Il a souligné que le système italien présentait cependant une originalité qui était au centre des projets de réforme : le TFR (traitement de fin de rapport), pécule équivalent à 7 % de la rémunération totale du travailleur, qui lui est versé par son entreprise lorsqu'il la quitte. Il a indiqué que le Gouvernement venait de déposer un projet de loi visant à transférer ce TFR des caisses des entreprises vers les fonds de pension, ce qui soulevait de nombreux débats : les syndicats y étaient favorables, mais à condition que ce TFR ne puisse -du moins durant une période minimale de quatre ans- être versé qu'aux fonds contractuels, fonds collectifs à la gestion desquels ils participent, et qui conservent un objectif redistributif. Les entreprises d'assurance y étaient également très favorables, à condition que le TFR puisse être transféré sur tous les types de supports, y compris les fonds privés à adhésion individuelle. Le patronat restait en revanche réticent à l'idée d'un transfert du TFR, qui se traduirait par la perte de ce qui constitue aujourd'hui pour les entreprises une source gratuite de financement. Il réclame donc au Gouvernement des contreparties, qui pourraient prendre la forme d'une baisse massive des cotisations au système public.

M. Jean Delaneau, président, a considéré qu'il semblait en tout état de cause que le système de retraite ne subirait pas de réforme profonde avant l'évaluation de la réforme en cours, prévue pour 2001, qui n'aurait vraisemblablement lieu qu'au lendemain des élections législatives, compte tenu de la sensibilité politique de ce sujet en Italie.

Il a estimé que, par delà les différences, plusieurs traits communs ressortaient de l'analyse des réformes engagées en Suède et en Italie : la volonté marquée de trouver un consensus entre les différentes forces politiques et sociales, le choix de modifier de façon profonde les paramètres de la répartition (âge de la retraite, durée et montant de cotisation...), et le recours à la capitalisation comme complément de la répartition.

Il a souligné qu'il ne s'agissait naturellement pas de chercher à importer dans notre pays des solutions toutes faites pour répondre aux problèmes que connaît notre système de retraite. L'analyse des expériences étrangères pouvait toutefois contribuer à l'élaboration et à l'introduction d'innovations ou de solutions originales, correspondant à notre contexte national. A cet égard, les évolutions souvent audacieuses des systèmes de retraite suédois et italiens méritaient, en bien des aspects, d'être prises en considération.

La commission a décidé la publication, sous la forme d'un rapport d'information, des conclusions de la mission.
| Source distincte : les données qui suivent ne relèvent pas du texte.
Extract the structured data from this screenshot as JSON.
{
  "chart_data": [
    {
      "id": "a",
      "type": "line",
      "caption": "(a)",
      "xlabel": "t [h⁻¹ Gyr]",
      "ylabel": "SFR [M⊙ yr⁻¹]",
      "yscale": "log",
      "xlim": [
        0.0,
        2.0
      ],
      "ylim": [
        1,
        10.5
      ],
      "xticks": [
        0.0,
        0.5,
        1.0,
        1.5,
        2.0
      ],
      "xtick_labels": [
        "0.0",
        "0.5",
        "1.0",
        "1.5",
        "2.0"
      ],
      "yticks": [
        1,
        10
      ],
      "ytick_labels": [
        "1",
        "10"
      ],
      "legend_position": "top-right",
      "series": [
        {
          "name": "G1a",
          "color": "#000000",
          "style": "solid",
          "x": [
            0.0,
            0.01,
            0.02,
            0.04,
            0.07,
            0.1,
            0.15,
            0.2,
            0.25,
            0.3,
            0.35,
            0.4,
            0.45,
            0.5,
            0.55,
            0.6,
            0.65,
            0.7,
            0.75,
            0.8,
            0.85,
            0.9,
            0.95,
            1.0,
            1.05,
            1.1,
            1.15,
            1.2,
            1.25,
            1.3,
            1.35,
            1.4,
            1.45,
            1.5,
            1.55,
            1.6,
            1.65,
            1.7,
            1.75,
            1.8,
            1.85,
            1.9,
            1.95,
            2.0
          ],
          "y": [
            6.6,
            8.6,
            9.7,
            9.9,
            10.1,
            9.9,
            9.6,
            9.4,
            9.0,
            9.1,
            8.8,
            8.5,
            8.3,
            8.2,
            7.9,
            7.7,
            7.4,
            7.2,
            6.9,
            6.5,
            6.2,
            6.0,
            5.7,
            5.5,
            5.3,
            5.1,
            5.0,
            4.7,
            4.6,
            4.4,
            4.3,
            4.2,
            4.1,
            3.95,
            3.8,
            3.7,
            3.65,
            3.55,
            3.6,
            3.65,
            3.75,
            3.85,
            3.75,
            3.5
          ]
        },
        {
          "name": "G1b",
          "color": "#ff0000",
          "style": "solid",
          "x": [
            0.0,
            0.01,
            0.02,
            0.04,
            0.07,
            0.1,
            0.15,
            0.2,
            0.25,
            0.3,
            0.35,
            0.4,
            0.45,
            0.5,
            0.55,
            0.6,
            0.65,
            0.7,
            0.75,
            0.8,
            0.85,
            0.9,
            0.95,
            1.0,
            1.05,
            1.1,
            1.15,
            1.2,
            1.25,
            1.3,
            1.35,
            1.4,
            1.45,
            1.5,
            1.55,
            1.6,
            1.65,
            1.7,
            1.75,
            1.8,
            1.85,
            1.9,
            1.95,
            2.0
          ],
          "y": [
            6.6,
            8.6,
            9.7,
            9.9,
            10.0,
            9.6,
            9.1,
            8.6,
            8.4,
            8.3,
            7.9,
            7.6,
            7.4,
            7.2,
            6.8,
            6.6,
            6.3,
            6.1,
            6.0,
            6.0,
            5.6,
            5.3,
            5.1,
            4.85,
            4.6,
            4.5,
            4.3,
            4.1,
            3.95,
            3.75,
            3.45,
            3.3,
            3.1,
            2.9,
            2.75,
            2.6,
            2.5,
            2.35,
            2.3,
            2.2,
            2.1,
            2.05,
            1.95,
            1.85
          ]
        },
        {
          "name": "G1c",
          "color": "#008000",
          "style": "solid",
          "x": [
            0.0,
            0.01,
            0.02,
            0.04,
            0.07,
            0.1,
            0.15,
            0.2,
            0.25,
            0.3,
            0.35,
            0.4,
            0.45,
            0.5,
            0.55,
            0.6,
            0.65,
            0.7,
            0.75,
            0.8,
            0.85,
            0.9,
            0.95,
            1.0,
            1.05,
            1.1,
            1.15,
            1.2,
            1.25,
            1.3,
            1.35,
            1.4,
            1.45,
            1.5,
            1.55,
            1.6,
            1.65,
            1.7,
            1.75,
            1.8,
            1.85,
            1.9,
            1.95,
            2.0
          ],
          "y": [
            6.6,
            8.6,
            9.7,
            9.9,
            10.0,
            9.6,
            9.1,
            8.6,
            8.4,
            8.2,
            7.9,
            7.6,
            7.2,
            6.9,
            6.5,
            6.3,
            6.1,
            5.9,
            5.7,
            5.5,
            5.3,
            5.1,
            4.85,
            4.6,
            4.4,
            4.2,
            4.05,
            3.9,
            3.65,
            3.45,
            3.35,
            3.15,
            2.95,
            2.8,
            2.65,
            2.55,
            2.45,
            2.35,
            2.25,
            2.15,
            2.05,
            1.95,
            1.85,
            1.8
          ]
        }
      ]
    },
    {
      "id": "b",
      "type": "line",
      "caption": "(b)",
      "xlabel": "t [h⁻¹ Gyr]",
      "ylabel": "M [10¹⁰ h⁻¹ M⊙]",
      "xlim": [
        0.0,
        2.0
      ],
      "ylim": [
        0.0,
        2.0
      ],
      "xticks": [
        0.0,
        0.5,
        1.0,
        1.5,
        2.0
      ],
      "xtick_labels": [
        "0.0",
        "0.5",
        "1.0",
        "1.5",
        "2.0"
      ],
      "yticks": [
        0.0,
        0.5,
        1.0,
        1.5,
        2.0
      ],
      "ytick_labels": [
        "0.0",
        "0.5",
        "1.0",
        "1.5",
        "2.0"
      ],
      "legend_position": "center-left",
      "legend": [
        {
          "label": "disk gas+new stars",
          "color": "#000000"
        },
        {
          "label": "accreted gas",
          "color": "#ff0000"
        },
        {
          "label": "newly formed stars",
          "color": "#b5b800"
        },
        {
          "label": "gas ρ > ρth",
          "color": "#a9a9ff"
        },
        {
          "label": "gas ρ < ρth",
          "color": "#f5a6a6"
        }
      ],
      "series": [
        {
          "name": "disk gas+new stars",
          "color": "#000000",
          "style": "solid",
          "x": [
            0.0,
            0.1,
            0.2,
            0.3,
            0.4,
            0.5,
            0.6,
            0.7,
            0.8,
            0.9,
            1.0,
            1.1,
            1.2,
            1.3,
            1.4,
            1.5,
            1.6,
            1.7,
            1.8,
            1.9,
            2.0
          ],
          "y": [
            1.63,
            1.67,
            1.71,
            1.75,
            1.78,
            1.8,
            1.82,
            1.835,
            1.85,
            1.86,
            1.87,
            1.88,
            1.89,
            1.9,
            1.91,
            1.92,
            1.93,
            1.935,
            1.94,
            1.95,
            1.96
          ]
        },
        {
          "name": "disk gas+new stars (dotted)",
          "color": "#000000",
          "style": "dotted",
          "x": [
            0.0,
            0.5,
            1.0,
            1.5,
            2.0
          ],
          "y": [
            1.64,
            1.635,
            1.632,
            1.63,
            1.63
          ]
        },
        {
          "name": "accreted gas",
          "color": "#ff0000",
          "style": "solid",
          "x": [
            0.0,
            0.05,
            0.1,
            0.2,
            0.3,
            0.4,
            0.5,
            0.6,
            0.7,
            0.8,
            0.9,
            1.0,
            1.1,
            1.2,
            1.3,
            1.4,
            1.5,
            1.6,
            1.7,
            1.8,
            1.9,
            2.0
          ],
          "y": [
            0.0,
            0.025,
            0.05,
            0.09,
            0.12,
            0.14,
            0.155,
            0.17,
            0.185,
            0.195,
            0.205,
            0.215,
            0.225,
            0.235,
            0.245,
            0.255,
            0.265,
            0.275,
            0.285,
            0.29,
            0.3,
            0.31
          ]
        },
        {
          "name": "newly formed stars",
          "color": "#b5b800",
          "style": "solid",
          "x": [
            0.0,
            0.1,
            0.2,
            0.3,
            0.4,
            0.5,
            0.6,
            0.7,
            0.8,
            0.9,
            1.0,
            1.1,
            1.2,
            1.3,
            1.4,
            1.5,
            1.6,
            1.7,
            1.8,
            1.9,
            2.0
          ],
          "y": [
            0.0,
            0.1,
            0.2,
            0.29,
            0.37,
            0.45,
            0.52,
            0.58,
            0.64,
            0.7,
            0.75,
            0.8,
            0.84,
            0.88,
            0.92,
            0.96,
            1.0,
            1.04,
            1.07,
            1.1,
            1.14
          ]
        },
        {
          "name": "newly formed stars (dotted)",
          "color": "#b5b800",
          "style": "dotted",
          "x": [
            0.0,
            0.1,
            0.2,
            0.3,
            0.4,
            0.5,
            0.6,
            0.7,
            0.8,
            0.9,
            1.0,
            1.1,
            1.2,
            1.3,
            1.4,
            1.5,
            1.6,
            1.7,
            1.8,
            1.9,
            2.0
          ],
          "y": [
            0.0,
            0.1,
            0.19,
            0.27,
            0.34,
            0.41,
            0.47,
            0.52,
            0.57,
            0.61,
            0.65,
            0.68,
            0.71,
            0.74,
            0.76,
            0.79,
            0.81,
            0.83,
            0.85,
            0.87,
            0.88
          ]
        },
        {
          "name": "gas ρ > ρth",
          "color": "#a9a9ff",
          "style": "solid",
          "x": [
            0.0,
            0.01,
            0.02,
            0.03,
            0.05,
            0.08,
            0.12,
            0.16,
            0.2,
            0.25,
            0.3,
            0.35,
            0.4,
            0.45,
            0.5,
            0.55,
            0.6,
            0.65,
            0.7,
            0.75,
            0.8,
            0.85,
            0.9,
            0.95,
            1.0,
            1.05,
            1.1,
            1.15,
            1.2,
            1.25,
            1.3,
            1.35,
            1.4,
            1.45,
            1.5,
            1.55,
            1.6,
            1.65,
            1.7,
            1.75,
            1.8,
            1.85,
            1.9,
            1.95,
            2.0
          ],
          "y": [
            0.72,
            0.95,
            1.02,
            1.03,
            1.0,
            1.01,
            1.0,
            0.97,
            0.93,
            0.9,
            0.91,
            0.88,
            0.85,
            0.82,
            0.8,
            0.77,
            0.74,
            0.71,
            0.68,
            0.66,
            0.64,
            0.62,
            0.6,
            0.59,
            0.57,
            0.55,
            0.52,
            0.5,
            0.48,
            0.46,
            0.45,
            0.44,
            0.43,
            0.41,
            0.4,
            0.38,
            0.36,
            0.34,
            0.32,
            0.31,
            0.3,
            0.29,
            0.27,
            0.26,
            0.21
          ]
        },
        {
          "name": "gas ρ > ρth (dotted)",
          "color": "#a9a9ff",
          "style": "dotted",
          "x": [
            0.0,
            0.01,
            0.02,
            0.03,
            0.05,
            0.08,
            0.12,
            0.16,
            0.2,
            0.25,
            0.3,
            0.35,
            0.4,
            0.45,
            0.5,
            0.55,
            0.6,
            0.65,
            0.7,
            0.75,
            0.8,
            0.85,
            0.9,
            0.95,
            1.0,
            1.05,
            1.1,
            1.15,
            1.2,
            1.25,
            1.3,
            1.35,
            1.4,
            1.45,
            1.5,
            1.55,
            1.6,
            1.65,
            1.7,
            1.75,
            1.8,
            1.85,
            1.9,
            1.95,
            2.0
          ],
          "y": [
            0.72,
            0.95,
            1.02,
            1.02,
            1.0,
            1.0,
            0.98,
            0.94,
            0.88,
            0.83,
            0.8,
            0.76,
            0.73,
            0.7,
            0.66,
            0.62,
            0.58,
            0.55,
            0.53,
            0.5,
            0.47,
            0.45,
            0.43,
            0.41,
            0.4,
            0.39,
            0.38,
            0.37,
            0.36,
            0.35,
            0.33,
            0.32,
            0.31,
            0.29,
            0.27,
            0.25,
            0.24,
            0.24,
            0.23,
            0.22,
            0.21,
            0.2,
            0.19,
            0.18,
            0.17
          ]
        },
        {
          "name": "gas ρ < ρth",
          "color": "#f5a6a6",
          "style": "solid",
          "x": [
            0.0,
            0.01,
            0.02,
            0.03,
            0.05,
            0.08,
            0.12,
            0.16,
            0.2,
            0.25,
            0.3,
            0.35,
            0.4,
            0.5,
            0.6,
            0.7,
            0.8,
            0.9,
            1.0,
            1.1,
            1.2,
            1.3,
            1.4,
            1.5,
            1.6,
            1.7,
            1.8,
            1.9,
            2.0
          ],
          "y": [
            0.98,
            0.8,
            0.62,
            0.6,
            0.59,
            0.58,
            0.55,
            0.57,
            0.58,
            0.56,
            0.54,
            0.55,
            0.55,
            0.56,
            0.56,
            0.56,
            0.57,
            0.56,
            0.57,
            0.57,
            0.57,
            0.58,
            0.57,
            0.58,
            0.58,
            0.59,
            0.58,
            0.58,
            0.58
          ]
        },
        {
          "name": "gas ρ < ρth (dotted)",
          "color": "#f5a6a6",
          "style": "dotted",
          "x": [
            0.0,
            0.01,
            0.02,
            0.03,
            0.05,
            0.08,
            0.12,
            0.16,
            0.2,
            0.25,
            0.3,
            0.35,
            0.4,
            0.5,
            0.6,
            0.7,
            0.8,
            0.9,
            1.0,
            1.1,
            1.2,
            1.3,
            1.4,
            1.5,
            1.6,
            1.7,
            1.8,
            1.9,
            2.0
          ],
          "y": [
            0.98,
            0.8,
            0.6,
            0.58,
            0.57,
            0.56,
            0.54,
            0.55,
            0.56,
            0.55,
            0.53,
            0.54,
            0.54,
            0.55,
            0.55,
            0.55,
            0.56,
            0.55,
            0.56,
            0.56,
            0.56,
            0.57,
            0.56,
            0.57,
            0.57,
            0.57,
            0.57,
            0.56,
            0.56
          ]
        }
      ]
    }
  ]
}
M. Jean Delaneau, président,
a indiqué qu'il adresserait la communication qu'il venait de présenter aux membres de la délégation afin qu'ils puissent faire part de leurs observations éventuelles, dont la teneur serait intégrée au rapport publié.

Nominations de rapporteurs

Puis la commission a nommé M. Francis Giraud, rapporteur sur le projet de loi n° 120 (2000-2001) adopté par l'Assemblée nationale, après déclaration d'urgence, relatif à l'interruption volontaire de grossesse et à la contraception.

Enfin, la commission a nommé Mme Gisèle Printz, rapporteur sur la proposition de loi n° 131 (2000-2001) présentée par M. Michel Charasse et les membres du groupe socialiste et apparentés reconnaissant aux orphelins de toutes les victimes de persécutions, mortes en déportation, le droit à réparation.